A trust payment can be considered a sale or exchange.
A judgment realizing a settlement on bad debt is not a sale or exchange.
F. The Holding Period
The holding period begins the day after acquisition and ends on the day of
disposal.
Property acquired from decedent is always considered a long term capital asset.
If the acquired capital asset retains the previous owner’s basis, or is lower than
FMV, the new owner’s holding period “tacks” to the previous owner. (i.e. gift,
bequest, devise)
G. Judicial Gloss on the Statute
1. “Income” Property
When a lessor receives cash compensation to terminate a lease term
early, that payment is immediately recognized as ordinary income.
The sale of a leasehold that has been maintained for at least one year is
considered a sale of a capital asset.
Assignment with consideration of an annuity resulting from lottery
winnings is considered ordinary income.
2. Correlation With Prior Transactions
In a number of occasions, transactions have been classified as capital or
ordinary because they were related to previous transactions.
Transactions of separate tax years may be integrated for purposes of
classifying one of them as capital or ordinary.

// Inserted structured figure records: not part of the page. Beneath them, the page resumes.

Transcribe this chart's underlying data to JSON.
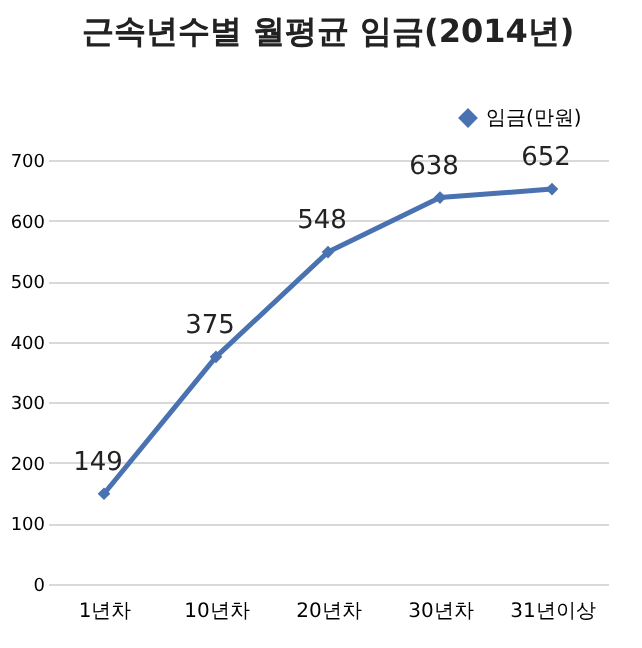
{
  "chart_data": {
    "type": "line",
    "title": "근속년수별 월평균 임금(2014년)",
    "categories": [
      "1년차",
      "10년차",
      "20년차",
      "30년차",
      "31년이상"
    ],
    "series": [
      {
        "name": "임금(만원)",
        "color": "#4a72b0",
        "values": [
          149,
          375,
          548,
          638,
          652
        ]
      }
    ],
    "ylim": [
      0,
      700
    ],
    "yticks": [
      0,
      100,
      200,
      300,
      400,
      500,
      600,
      700
    ],
    "grid": "y",
    "legend": "top right",
    "marker": "diamond",
    "line_style": "solid",
    "data_labels": true
  }
}
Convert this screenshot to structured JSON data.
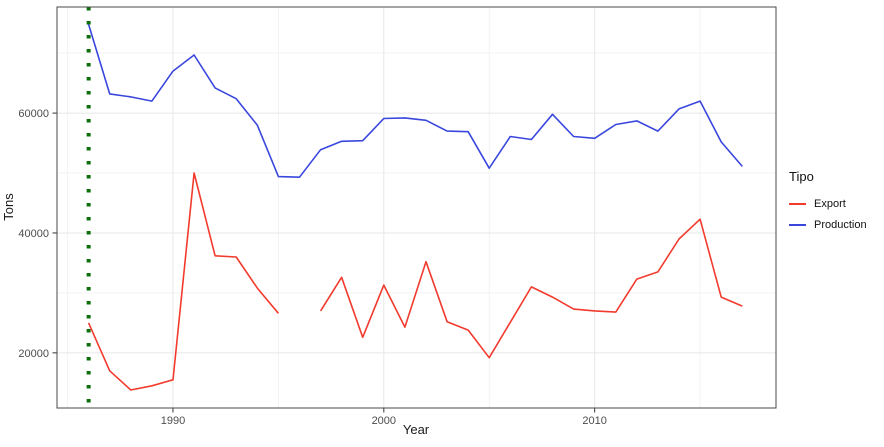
{
  "chart_data": {
    "type": "line",
    "title": "",
    "xlabel": "Year",
    "ylabel": "Tons",
    "x": [
      1986,
      1987,
      1988,
      1989,
      1990,
      1991,
      1992,
      1993,
      1994,
      1995,
      1996,
      1997,
      1998,
      1999,
      2000,
      2001,
      2002,
      2003,
      2004,
      2005,
      2006,
      2007,
      2008,
      2009,
      2010,
      2011,
      2012,
      2013,
      2014,
      2015,
      2016,
      2017
    ],
    "series": [
      {
        "name": "Export",
        "color": "#f23b2e",
        "values": [
          25000,
          17000,
          13800,
          14500,
          15500,
          50000,
          36200,
          36000,
          30800,
          26600,
          null,
          27000,
          32600,
          22600,
          31300,
          24300,
          35200,
          25200,
          23800,
          19200,
          25100,
          31000,
          29300,
          27300,
          27000,
          26800,
          32300,
          33500,
          39000,
          42300,
          29300,
          27800
        ]
      },
      {
        "name": "Production",
        "color": "#3a47dd",
        "values": [
          74800,
          63200,
          62700,
          62000,
          67000,
          69700,
          64200,
          62400,
          58000,
          49400,
          49300,
          53900,
          55300,
          55400,
          59100,
          59200,
          58800,
          57000,
          56900,
          50800,
          56100,
          55600,
          59800,
          56100,
          55800,
          58100,
          58700,
          57000,
          60700,
          62000,
          55200,
          51100
        ]
      }
    ],
    "vline": {
      "x": 1986,
      "color": "#0b6e0b",
      "style": "dotted"
    },
    "xlim": [
      1984.5,
      2018.6
    ],
    "ylim": [
      10800,
      77700
    ],
    "x_major_ticks": [
      1990,
      2000,
      2010
    ],
    "x_minor_ticks": [
      1985,
      1995,
      2005,
      2015
    ],
    "y_major_ticks": [
      20000,
      40000,
      60000
    ],
    "y_minor_ticks": [
      30000,
      50000,
      70000
    ],
    "grid": true,
    "legend": {
      "title": "Tipo",
      "position": "right",
      "entries": [
        {
          "label": "Export",
          "color": "#f23b2e"
        },
        {
          "label": "Production",
          "color": "#3a47dd"
        }
      ]
    }
  },
  "colors": {
    "background": "#ffffff",
    "grid_major": "#e7e7e7",
    "grid_minor": "#f3f3f3",
    "panel_border": "#4a4a4a",
    "tick": "#333333",
    "tick_label": "#4d4d4d",
    "axis_title": "#1a1a1a"
  }
}
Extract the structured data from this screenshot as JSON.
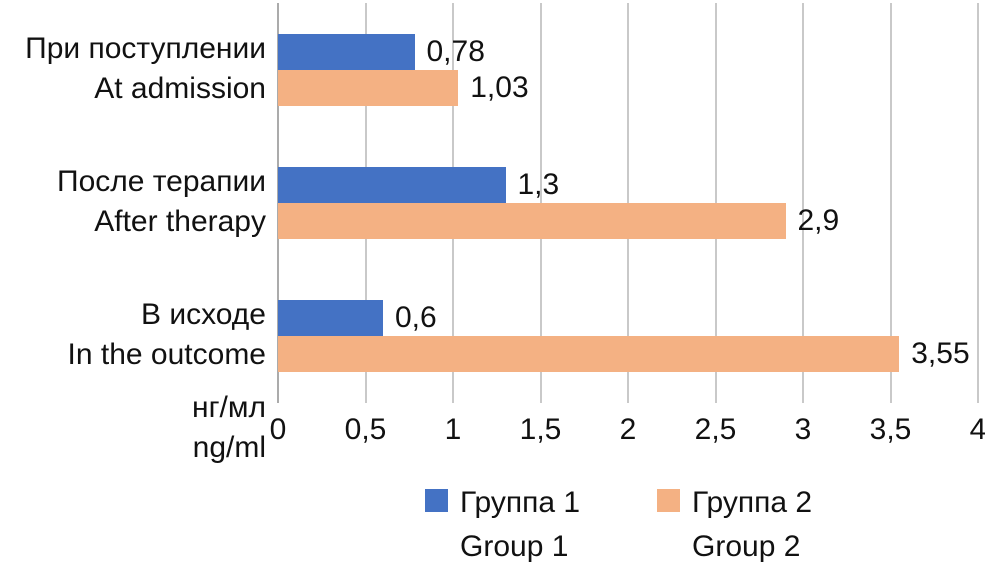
{
  "chart_data": {
    "type": "bar",
    "orientation": "horizontal",
    "title": "",
    "categories": [
      {
        "ru": "При поступлении",
        "en": "At admission"
      },
      {
        "ru": "После терапии",
        "en": "After therapy"
      },
      {
        "ru": "В исходе",
        "en": "In the outcome"
      }
    ],
    "series": [
      {
        "name_ru": "Группа 1",
        "name_en": "Group 1",
        "color": "#4472C4",
        "values": [
          0.78,
          1.3,
          0.6
        ],
        "value_labels": [
          "0,78",
          "1,3",
          "0,6"
        ]
      },
      {
        "name_ru": "Группа 2",
        "name_en": "Group 2",
        "color": "#F4B183",
        "values": [
          1.03,
          2.9,
          3.55
        ],
        "value_labels": [
          "1,03",
          "2,9",
          "3,55"
        ]
      }
    ],
    "x_axis": {
      "min": 0,
      "max": 4,
      "tick_step": 0.5,
      "tick_labels": [
        "0",
        "0,5",
        "1",
        "1,5",
        "2",
        "2,5",
        "3",
        "3,5",
        "4"
      ],
      "unit_ru": "нг/мл",
      "unit_en": "ng/ml"
    },
    "grid": true,
    "legend_position": "bottom",
    "colors": {
      "grid": "#C9C9C9",
      "axis": "#ABABAB",
      "text": "#111111",
      "background": "#FFFFFF"
    }
  }
}
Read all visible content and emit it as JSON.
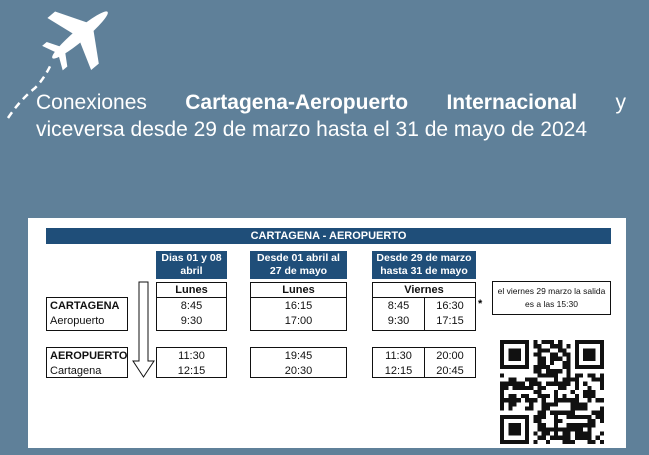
{
  "title": {
    "prefix": "Conexiones ",
    "bold": "Cartagena-Aeropuerto Internacional",
    "suffix": " y",
    "line2": "viceversa desde 29 de marzo hasta el 31 de mayo de 2024"
  },
  "table": {
    "header": "CARTAGENA - AEROPUERTO",
    "columns": [
      {
        "heading": "Dias 01 y 08 abril",
        "day": "Lunes",
        "outbound": [
          [
            "8:45",
            "9:30"
          ]
        ],
        "return": [
          [
            "11:30",
            "12:15"
          ]
        ]
      },
      {
        "heading": "Desde 01 abril al 27 de mayo",
        "day": "Lunes",
        "outbound": [
          [
            "16:15",
            "17:00"
          ]
        ],
        "return": [
          [
            "19:45",
            "20:30"
          ]
        ]
      },
      {
        "heading": "Desde 29 de marzo hasta 31 de mayo",
        "day": "Viernes",
        "outbound": [
          [
            "8:45",
            "9:30"
          ],
          [
            "16:30",
            "17:15"
          ]
        ],
        "return": [
          [
            "11:30",
            "12:15"
          ],
          [
            "20:00",
            "20:45"
          ]
        ]
      }
    ],
    "rows": [
      {
        "from": "CARTAGENA",
        "to": "Aeropuerto"
      },
      {
        "from": "AEROPUERTO",
        "to": "Cartagena"
      }
    ],
    "asterisk": "*",
    "note": "el viernes 29 marzo la salida es a las 15:30"
  },
  "colors": {
    "background": "#5f8099",
    "header": "#1f4e79"
  },
  "icons": [
    "airplane-icon",
    "down-arrow-icon",
    "qr-code"
  ]
}
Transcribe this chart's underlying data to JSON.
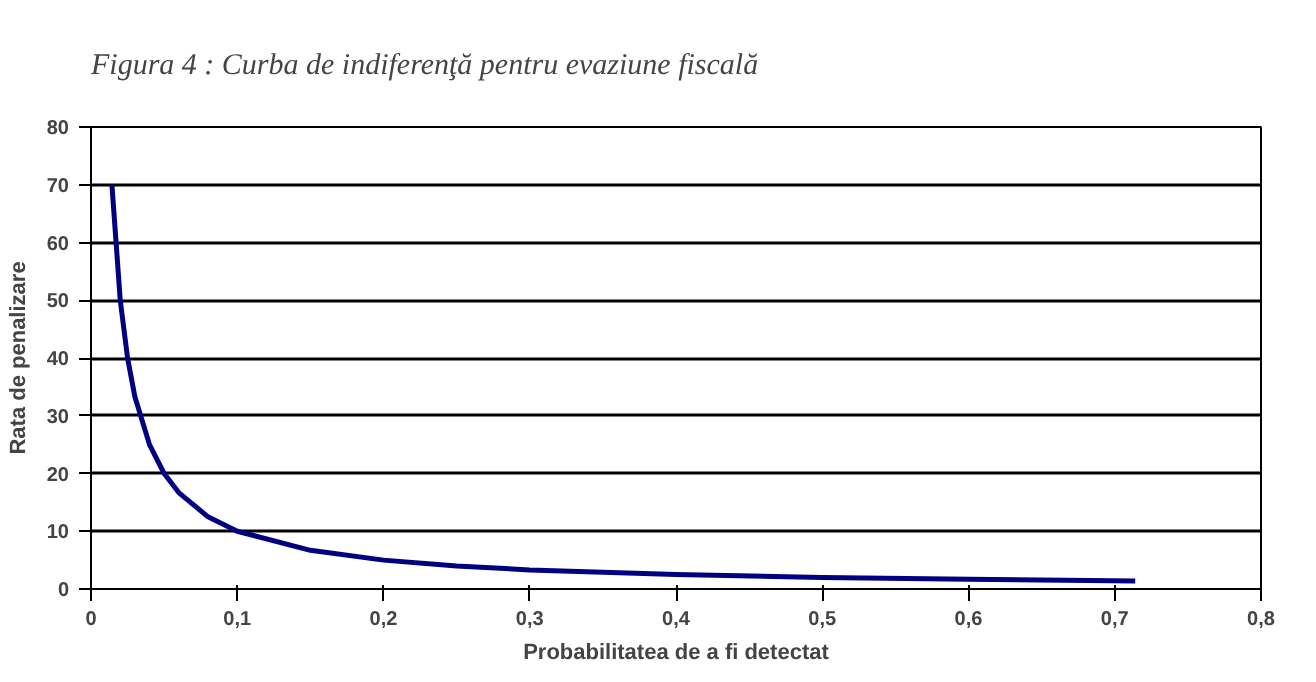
{
  "chart_data": {
    "type": "line",
    "title": "Figura 4    : Curba de indiferenţă pentru evaziune fiscală",
    "xlabel": "Probabilitatea de a fi detectat",
    "ylabel": "Rata de penalizare",
    "x": [
      0.0143,
      0.02,
      0.025,
      0.03,
      0.04,
      0.05,
      0.06,
      0.08,
      0.1,
      0.15,
      0.2,
      0.25,
      0.3,
      0.4,
      0.5,
      0.6,
      0.714
    ],
    "series": [
      {
        "color": "#000080",
        "values": [
          70,
          50,
          40,
          33.3,
          25,
          20,
          16.7,
          12.5,
          10,
          6.7,
          5,
          4,
          3.3,
          2.5,
          2,
          1.7,
          1.4
        ]
      }
    ],
    "xlim": [
      0,
      0.8
    ],
    "ylim": [
      0,
      80
    ],
    "xticks": [
      {
        "value": 0,
        "label": "0"
      },
      {
        "value": 0.1,
        "label": "0,1"
      },
      {
        "value": 0.2,
        "label": "0,2"
      },
      {
        "value": 0.3,
        "label": "0,3"
      },
      {
        "value": 0.4,
        "label": "0,4"
      },
      {
        "value": 0.5,
        "label": "0,5"
      },
      {
        "value": 0.6,
        "label": "0,6"
      },
      {
        "value": 0.7,
        "label": "0,7"
      },
      {
        "value": 0.8,
        "label": "0,8"
      }
    ],
    "yticks": [
      0,
      10,
      20,
      30,
      40,
      50,
      60,
      70,
      80
    ],
    "grid": "y",
    "marker": "none",
    "line_style": "solid"
  }
}
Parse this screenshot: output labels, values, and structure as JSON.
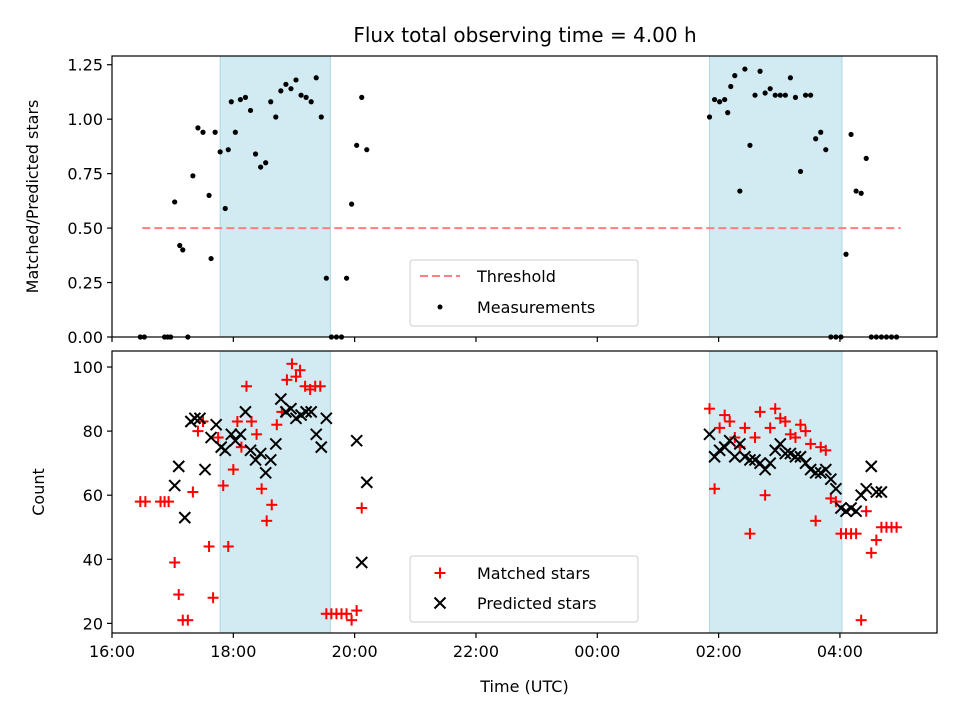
{
  "chart_data": [
    {
      "type": "scatter",
      "title": "Flux total observing time = 4.00 h",
      "xlabel": "",
      "ylabel": "Matched/Predicted stars",
      "xlim_hours": [
        16.0,
        29.6
      ],
      "ylim": [
        0,
        1.29
      ],
      "yticks": [
        "0.00",
        "0.25",
        "0.50",
        "0.75",
        "1.00",
        "1.25"
      ],
      "shaded_intervals": [
        [
          "17:47",
          "19:36"
        ],
        [
          "01:51",
          "04:02"
        ]
      ],
      "shade_color": "#add8e6",
      "threshold": {
        "name": "Threshold",
        "y": 0.5,
        "x_range": [
          "16:30",
          "05:00"
        ],
        "color": "#ff7f7f"
      },
      "legend": {
        "placement": "lower-center",
        "entries": [
          "Threshold",
          "Measurements"
        ]
      },
      "series": [
        {
          "name": "Measurements",
          "color": "#000000",
          "marker": "dot",
          "x": [
            "16:28",
            "16:32",
            "16:52",
            "16:55",
            "16:58",
            "17:02",
            "17:07",
            "17:10",
            "17:15",
            "17:20",
            "17:25",
            "17:30",
            "17:36",
            "17:38",
            "17:42",
            "17:47",
            "17:52",
            "17:55",
            "17:58",
            "18:02",
            "18:07",
            "18:12",
            "18:17",
            "18:22",
            "18:27",
            "18:32",
            "18:37",
            "18:42",
            "18:47",
            "18:52",
            "18:57",
            "19:02",
            "19:07",
            "19:12",
            "19:17",
            "19:22",
            "19:27",
            "19:32",
            "19:37",
            "19:42",
            "19:47",
            "19:52",
            "19:57",
            "20:02",
            "20:07",
            "20:12",
            "01:51",
            "01:56",
            "02:01",
            "02:06",
            "02:09",
            "02:12",
            "02:16",
            "02:21",
            "02:26",
            "02:31",
            "02:36",
            "02:41",
            "02:46",
            "02:51",
            "02:56",
            "03:01",
            "03:06",
            "03:11",
            "03:16",
            "03:21",
            "03:26",
            "03:31",
            "03:36",
            "03:41",
            "03:46",
            "03:51",
            "03:56",
            "04:01",
            "04:06",
            "04:11",
            "04:16",
            "04:21",
            "04:26",
            "04:31",
            "04:36",
            "04:41",
            "04:46",
            "04:51",
            "04:56"
          ],
          "y": [
            0.0,
            0.0,
            0.0,
            0.0,
            0.0,
            0.62,
            0.42,
            0.4,
            0.0,
            0.74,
            0.96,
            0.94,
            0.65,
            0.36,
            0.94,
            0.85,
            0.59,
            0.86,
            1.08,
            0.94,
            1.09,
            1.1,
            1.04,
            0.84,
            0.78,
            0.8,
            1.08,
            1.01,
            1.13,
            1.16,
            1.14,
            1.18,
            1.11,
            1.1,
            1.08,
            1.19,
            1.01,
            0.27,
            0.0,
            0.0,
            0.0,
            0.27,
            0.61,
            0.88,
            1.1,
            0.86,
            1.01,
            1.09,
            1.08,
            1.09,
            1.03,
            1.15,
            1.2,
            0.67,
            1.23,
            0.88,
            1.11,
            1.22,
            1.12,
            1.14,
            1.11,
            1.11,
            1.11,
            1.19,
            1.1,
            0.76,
            1.11,
            1.11,
            0.91,
            0.94,
            0.86,
            0.0,
            0.0,
            0.0,
            0.38,
            0.93,
            0.67,
            0.66,
            0.82,
            0.0,
            0.0,
            0.0,
            0.0,
            0.0,
            0.0
          ]
        }
      ]
    },
    {
      "type": "scatter",
      "title": "",
      "xlabel": "Time (UTC)",
      "ylabel": "Count",
      "xlim_hours": [
        16.0,
        29.6
      ],
      "ylim": [
        17,
        105
      ],
      "xticks": [
        "16:00",
        "18:00",
        "20:00",
        "22:00",
        "00:00",
        "02:00",
        "04:00"
      ],
      "yticks": [
        "20",
        "40",
        "60",
        "80",
        "100"
      ],
      "shaded_intervals": [
        [
          "17:47",
          "19:36"
        ],
        [
          "01:51",
          "04:02"
        ]
      ],
      "legend": {
        "placement": "lower-center",
        "entries": [
          "Matched stars",
          "Predicted stars"
        ]
      },
      "series": [
        {
          "name": "Matched stars",
          "color": "#ff0000",
          "marker": "plus",
          "x": [
            "16:28",
            "16:33",
            "16:48",
            "16:52",
            "16:56",
            "17:02",
            "17:06",
            "17:10",
            "17:15",
            "17:20",
            "17:25",
            "17:30",
            "17:36",
            "17:40",
            "17:45",
            "17:50",
            "17:55",
            "18:00",
            "18:04",
            "18:08",
            "18:13",
            "18:18",
            "18:23",
            "18:28",
            "18:33",
            "18:38",
            "18:43",
            "18:48",
            "18:53",
            "18:58",
            "19:02",
            "19:06",
            "19:11",
            "19:16",
            "19:21",
            "19:26",
            "19:32",
            "19:37",
            "19:42",
            "19:47",
            "19:52",
            "19:57",
            "20:02",
            "20:07",
            "01:51",
            "01:56",
            "02:01",
            "02:06",
            "02:11",
            "02:16",
            "02:21",
            "02:26",
            "02:31",
            "02:36",
            "02:41",
            "02:46",
            "02:51",
            "02:56",
            "03:01",
            "03:06",
            "03:11",
            "03:16",
            "03:21",
            "03:26",
            "03:31",
            "03:36",
            "03:41",
            "03:46",
            "03:51",
            "03:56",
            "04:01",
            "04:06",
            "04:11",
            "04:16",
            "04:21",
            "04:26",
            "04:31",
            "04:36",
            "04:41",
            "04:46",
            "04:51",
            "04:56"
          ],
          "y": [
            58,
            58,
            58,
            58,
            58,
            39,
            29,
            21,
            21,
            61,
            80,
            83,
            44,
            28,
            78,
            63,
            44,
            68,
            83,
            75,
            94,
            83,
            79,
            62,
            52,
            57,
            82,
            86,
            96,
            101,
            97,
            99,
            94,
            93,
            94,
            94,
            23,
            23,
            23,
            23,
            23,
            21,
            24,
            56,
            87,
            62,
            81,
            85,
            83,
            78,
            75,
            81,
            48,
            78,
            86,
            60,
            81,
            87,
            84,
            83,
            79,
            78,
            82,
            80,
            76,
            52,
            75,
            74,
            59,
            58,
            48,
            48,
            48,
            48,
            21,
            55,
            42,
            46,
            50,
            50,
            50,
            50
          ]
        },
        {
          "name": "Predicted stars",
          "color": "#000000",
          "marker": "x",
          "x": [
            "17:02",
            "17:06",
            "17:12",
            "17:18",
            "17:22",
            "17:27",
            "17:32",
            "17:38",
            "17:43",
            "17:48",
            "17:52",
            "17:58",
            "18:02",
            "18:07",
            "18:12",
            "18:17",
            "18:22",
            "18:27",
            "18:32",
            "18:37",
            "18:42",
            "18:47",
            "18:52",
            "18:57",
            "19:02",
            "19:07",
            "19:12",
            "19:17",
            "19:22",
            "19:27",
            "19:32",
            "20:02",
            "20:07",
            "20:12",
            "01:51",
            "01:56",
            "02:01",
            "02:06",
            "02:11",
            "02:16",
            "02:21",
            "02:26",
            "02:31",
            "02:36",
            "02:41",
            "02:46",
            "02:51",
            "02:56",
            "03:01",
            "03:06",
            "03:11",
            "03:16",
            "03:21",
            "03:26",
            "03:31",
            "03:36",
            "03:41",
            "03:46",
            "03:51",
            "03:56",
            "04:01",
            "04:06",
            "04:11",
            "04:16",
            "04:21",
            "04:26",
            "04:31",
            "04:36",
            "04:41"
          ],
          "y": [
            63,
            69,
            53,
            83,
            84,
            84,
            68,
            78,
            82,
            75,
            74,
            79,
            77,
            79,
            86,
            74,
            71,
            73,
            67,
            71,
            76,
            90,
            86,
            87,
            84,
            85,
            86,
            86,
            79,
            75,
            84,
            77,
            39,
            64,
            79,
            72,
            74,
            75,
            77,
            72,
            76,
            72,
            71,
            71,
            70,
            68,
            70,
            74,
            76,
            73,
            73,
            72,
            72,
            70,
            68,
            67,
            67,
            68,
            65,
            62,
            56,
            55,
            56,
            55,
            60,
            62,
            69,
            61,
            61
          ]
        }
      ]
    }
  ]
}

A deduction based on a court ordered refund was only allowed up to
the amount that it was included in profits. (i.e. only ~$300k was
included in profits of a ~$500k payment; only the ~$300k can be
deducted, not the entire ~$500k).
H. Statutorily Created Capital Gain and Loss Consequences
1. In General
Congress has statutory provisions that classify items as capital or not
capital assets: §§ 1234 – 1324A, §1241, §1253, §1271
2. Section 1231 Recharacterization
Non-business property becomes property used in a trade or business
when owners of a property, for lack of a buyer, are forced to rent it for a
fairly continuous period.
Real property and depreciable property used in a trade or business is a
non-capital asset, and includable in ordinary profits/losses.
The sale of a sole proprietorship does NOT result in a capital gain or
loss.
A partnership interest that is sold IS a capital asset.